Com a pandemia do novo coronavírus, avalia Igor Ary Juaçaba, cofundador do evento, a demanda turística para o litoral cearense está reprimida e pode “explodir da noite para o dia”. “Talvez sejamos o primeiro estado a sair da pandemia, dando confiança aos turistas para que voltem a viajar”, disse. Para ele, outro fator que pode impulsionar a economia local no turismo de litoral é a alta do dólar. “Fica mais fácil do brasileiro viajar pelo Brasil. E Fortaleza, o Ceará, tornam-se grandes opções. Também fica barato para os europeus, nossos principais clientes, virem para cá”.
O modelo de trabalho remoto, intensificado durante a pandemia, deve ser um fator que pode impulsionar o turismo também, segundo Juaçaba. “Pessoas podem trabalhar em ambientes de praia. Viagens que durariam 10 dias podem durar 30, 45”, exemplificou ele, que também mantém a plataforma Nômades Digitais, de incentivo ao trabalho durante viagens particulares ao redor mundo.
A edição de 2020 do Kite Parade, promovido pelo Winds for Future, estava programada, inicialmente, para o mês de setembro. O evento será adiado, mas ainda não tem data definida. “Se confirmada, vamos focar no público local e nos turistas que estiverem pela região”, continuou.
A requalificação de espaços públicos e a construção de equipamentos voltados ao lazer são apostas para o Ceará aumentar o fluxo de visitantes.
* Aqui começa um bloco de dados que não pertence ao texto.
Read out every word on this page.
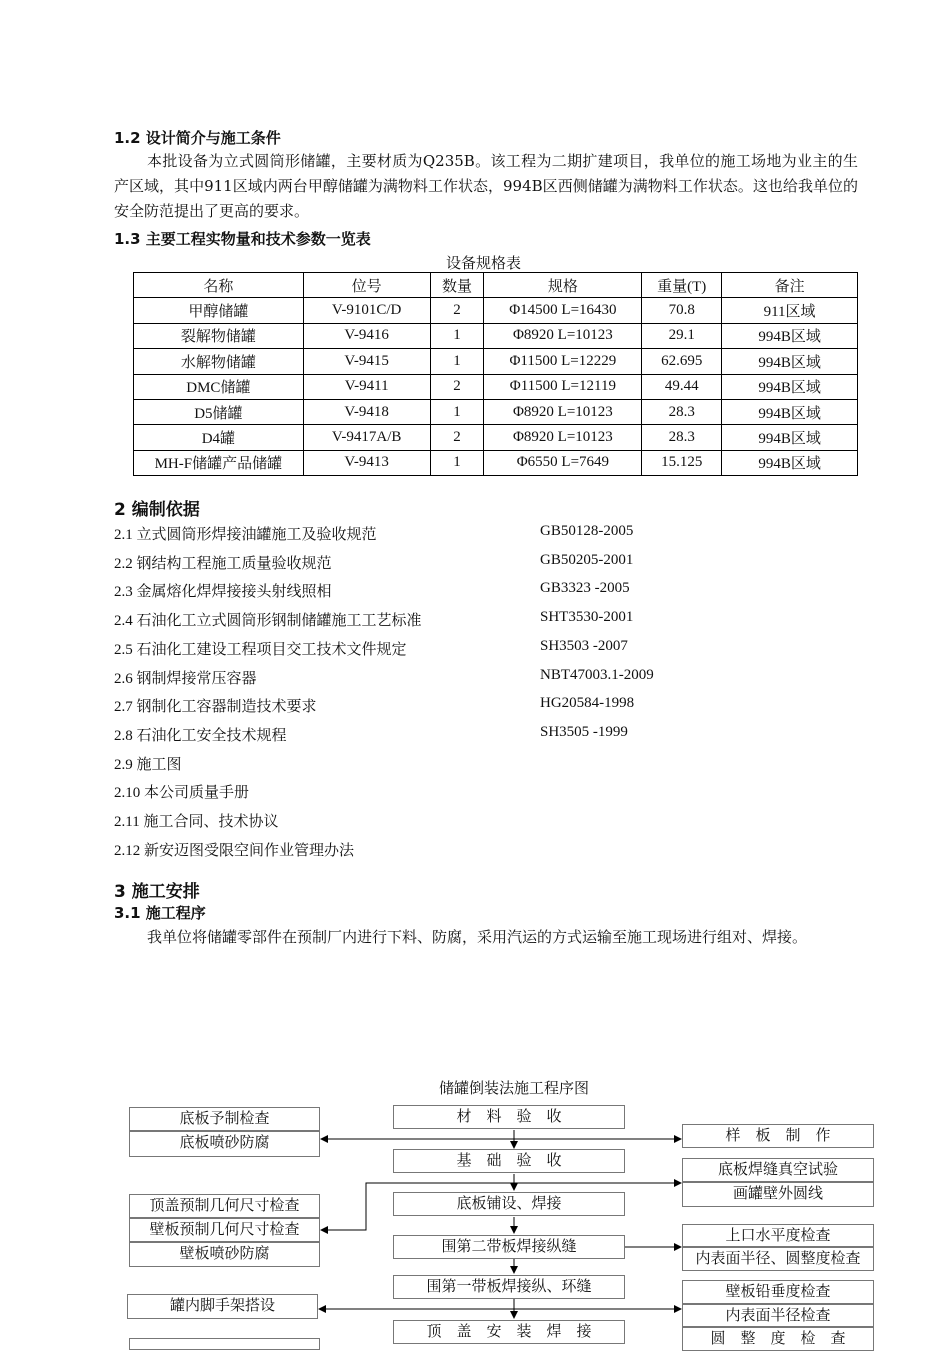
1.2 设计简介与施工条件
本批设备为立式圆筒形储罐，主要材质为Q235B。该工程为二期扩建项目，我单位的施工场地为业主的生产区域，其中911区域内两台甲醇储罐为满物料工作状态，994B区西侧储罐为满物料工作状态。这也给我单位的安全防范提出了更高的要求。
1.3 主要工程实物量和技术参数一览表
设备规格表
名称	位号	数量	规格	重量(T)	备注
甲醇储罐	V-9101C/D	2	Φ14500 L=16430	70.8	911区域
裂解物储罐	V-9416	1	Φ8920 L=10123	29.1	994B区域
水解物储罐	V-9415	1	Φ11500 L=12229	62.695	994B区域
DMC储罐	V-9411	2	Φ11500 L=12119	49.44	994B区域
D5储罐	V-9418	1	Φ8920 L=10123	28.3	994B区域
D4罐	V-9417A/B	2	Φ8920 L=10123	28.3	994B区域
MH-F储罐产品储罐	V-9413	1	Φ6550 L=7649	15.125	994B区域
2 编制依据
2.1 立式圆筒形焊接油罐施工及验收规范	GB50128-2005
2.2 钢结构工程施工质量验收规范	GB50205-2001
2.3 金属熔化焊焊接接头射线照相	GB3323 -2005
2.4 石油化工立式圆筒形钢制储罐施工工艺标准	SHT3530-2001
2.5 石油化工建设工程项目交工技术文件规定	SH3503 -2007
2.6 钢制焊接常压容器	NBT47003.1-2009
2.7 钢制化工容器制造技术要求	HG20584-1998
2.8 石油化工安全技术规程	SH3505 -1999
2.9 施工图
2.10 本公司质量手册
2.11 施工合同、技术协议
2.12 新安迈图受限空间作业管理办法
3 施工安排
3.1 施工程序
我单位将储罐零部件在预制厂内进行下料、防腐，采用汽运的方式运输至施工现场进行组对、焊接。
储罐倒装法施工程序图
材　料　验　收
基　础　验　收
底板铺设、焊接
围第二带板焊接纵缝
围第一带板焊接纵、环缝
顶　盖　安　装　焊　接
底板予制检查
底板喷砂防腐
顶盖预制几何尺寸检查
壁板预制几何尺寸检查
壁板喷砂防腐
罐内脚手架搭设
样　板　制　作
底板焊缝真空试验
画罐壁外圆线
上口水平度检查
内表面半径、圆整度检查
壁板铅垂度检查
内表面半径检查
圆　整　度　检　查
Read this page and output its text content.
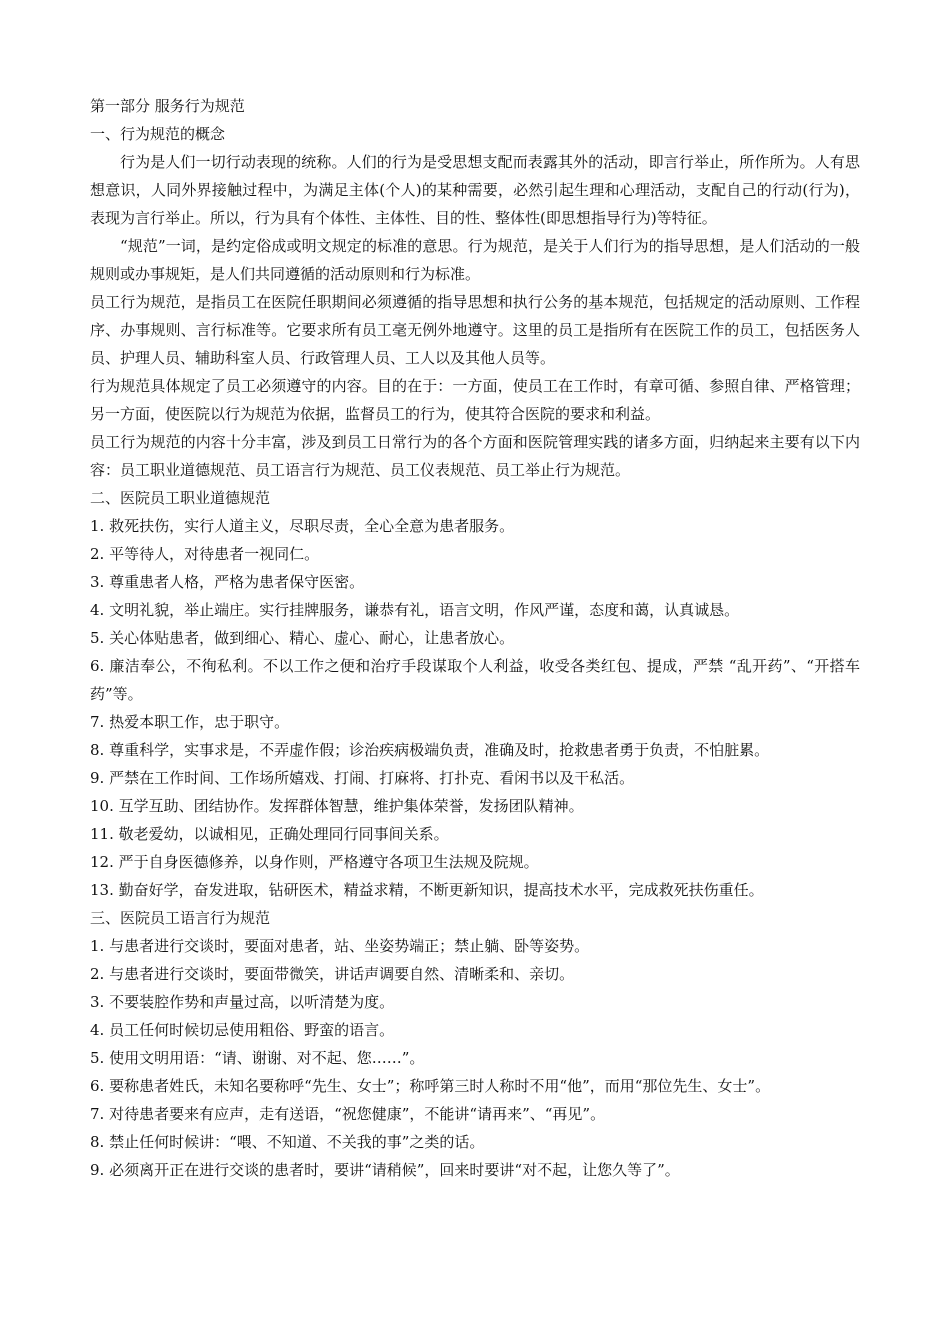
第一部分 服务行为规范

一、行为规范的概念

行为是人们一切行动表现的统称。人们的行为是受思想支配而表露其外的活动，即言行举止，所作所为。人有思想意识，人同外界接触过程中，为满足主体(个人)的某种需要，必然引起生理和心理活动，支配自己的行动(行为)，表现为言行举止。所以，行为具有个体性、主体性、目的性、整体性(即思想指导行为)等特征。

“规范”一词，是约定俗成或明文规定的标准的意思。行为规范，是关于人们行为的指导思想，是人们活动的一般规则或办事规矩，是人们共同遵循的活动原则和行为标准。

员工行为规范，是指员工在医院任职期间必须遵循的指导思想和执行公务的基本规范，包括规定的活动原则、工作程序、办事规则、言行标准等。它要求所有员工毫无例外地遵守。这里的员工是指所有在医院工作的员工，包括医务人员、护理人员、辅助科室人员、行政管理人员、工人以及其他人员等。

行为规范具体规定了员工必须遵守的内容。目的在于：一方面，使员工在工作时，有章可循、参照自律、严格管理；另一方面，使医院以行为规范为依据，监督员工的行为，使其符合医院的要求和利益。

员工行为规范的内容十分丰富，涉及到员工日常行为的各个方面和医院管理实践的诸多方面，归纳起来主要有以下内容：员工职业道德规范、员工语言行为规范、员工仪表规范、员工举止行为规范。

二、医院员工职业道德规范

1. 救死扶伤，实行人道主义，尽职尽责，全心全意为患者服务。

2. 平等待人，对待患者一视同仁。

3. 尊重患者人格，严格为患者保守医密。

4. 文明礼貌，举止端庄。实行挂牌服务，谦恭有礼，语言文明，作风严谨，态度和蔼，认真诚恳。

5. 关心体贴患者，做到细心、精心、虚心、耐心，让患者放心。

6. 廉洁奉公，不徇私利。不以工作之便和治疗手段谋取个人利益，收受各类红包、提成，严禁 “乱开药”、“开搭车药”等。

7. 热爱本职工作，忠于职守。

8. 尊重科学，实事求是，不弄虚作假；诊治疾病极端负责，准确及时，抢救患者勇于负责，不怕脏累。

9. 严禁在工作时间、工作场所嬉戏、打闹、打麻将、打扑克、看闲书以及干私活。

10. 互学互助、团结协作。发挥群体智慧，维护集体荣誉，发扬团队精神。

11. 敬老爱幼，以诚相见，正确处理同行同事间关系。

12. 严于自身医德修养，以身作则，严格遵守各项卫生法规及院规。

13. 勤奋好学，奋发进取，钻研医术，精益求精，不断更新知识，提高技术水平，完成救死扶伤重任。

三、医院员工语言行为规范

1. 与患者进行交谈时，要面对患者，站、坐姿势端正；禁止躺、卧等姿势。

2. 与患者进行交谈时，要面带微笑，讲话声调要自然、清晰柔和、亲切。

3. 不要装腔作势和声量过高，以听清楚为度。

4. 员工任何时候切忌使用粗俗、野蛮的语言。

5. 使用文明用语：“请、谢谢、对不起、您……”。

6. 要称患者姓氏，未知名要称呼“先生、女士”；称呼第三时人称时不用“他”，而用“那位先生、女士”。

7. 对待患者要来有应声，走有送语，“祝您健康”，不能讲“请再来”、“再见”。

8. 禁止任何时候讲：“喂、不知道、不关我的事”之类的话。

9. 必须离开正在进行交谈的患者时，要讲“请稍候”，回来时要讲“对不起，让您久等了”。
A reestruturação da avenida Beira-Mar de Fortaleza e da Praia de Iracema, assim como a instalação de uma roda-gigante de 100 metros na orla, com 24 cabines, devem fomentar o turismo nos próximos anos. O Beach Park Entretenimento, um dos principais cartões-postais cearenses, também colabora para manter o Estado na rota dos destinos mais procurados do País. Com ampliação na oferta de voos no Ceará, o complexo, que anualmente recebe, em média, 1 milhão visitantes, pretende ampliar seu parque aquático, hotel e resorts para atender à demanda.
De acordo com o relatório de Pesquisa Mensal de Serviços do IBGE, de 2019, publicado em fevereiro deste ano, o Ceará teve um aumento de 4,8% entre janeiro e dezembro no volume das atividades turísticas, ficando atrás somente de São Paulo (5,1%).
Em voos de natureza internacional, somando o número de embarques e desembarques entre janeiro e dezembro de 2019, a Agência Nacional de Aviação Civil (Anac) coloca Fortaleza como o primeiro destino do Nordeste e o quinto do País. Em voos domésticos, a capital cearense figura em terceiro lugar no quantitativo de embarques e desembarques, ficando atrás somente das capitais Recife e Salvador. “Estávamos numa curva crescente e promissora quando a pandemia chegou ao Brasil. Como ocorreu em todo o mundo, tivemos uma queda brusca, mas estamos trabalhando para retomar o crescimento e voltar a ser um dos destinos que mais crescem no País”, avaliou o secretário Arialdo Pinho.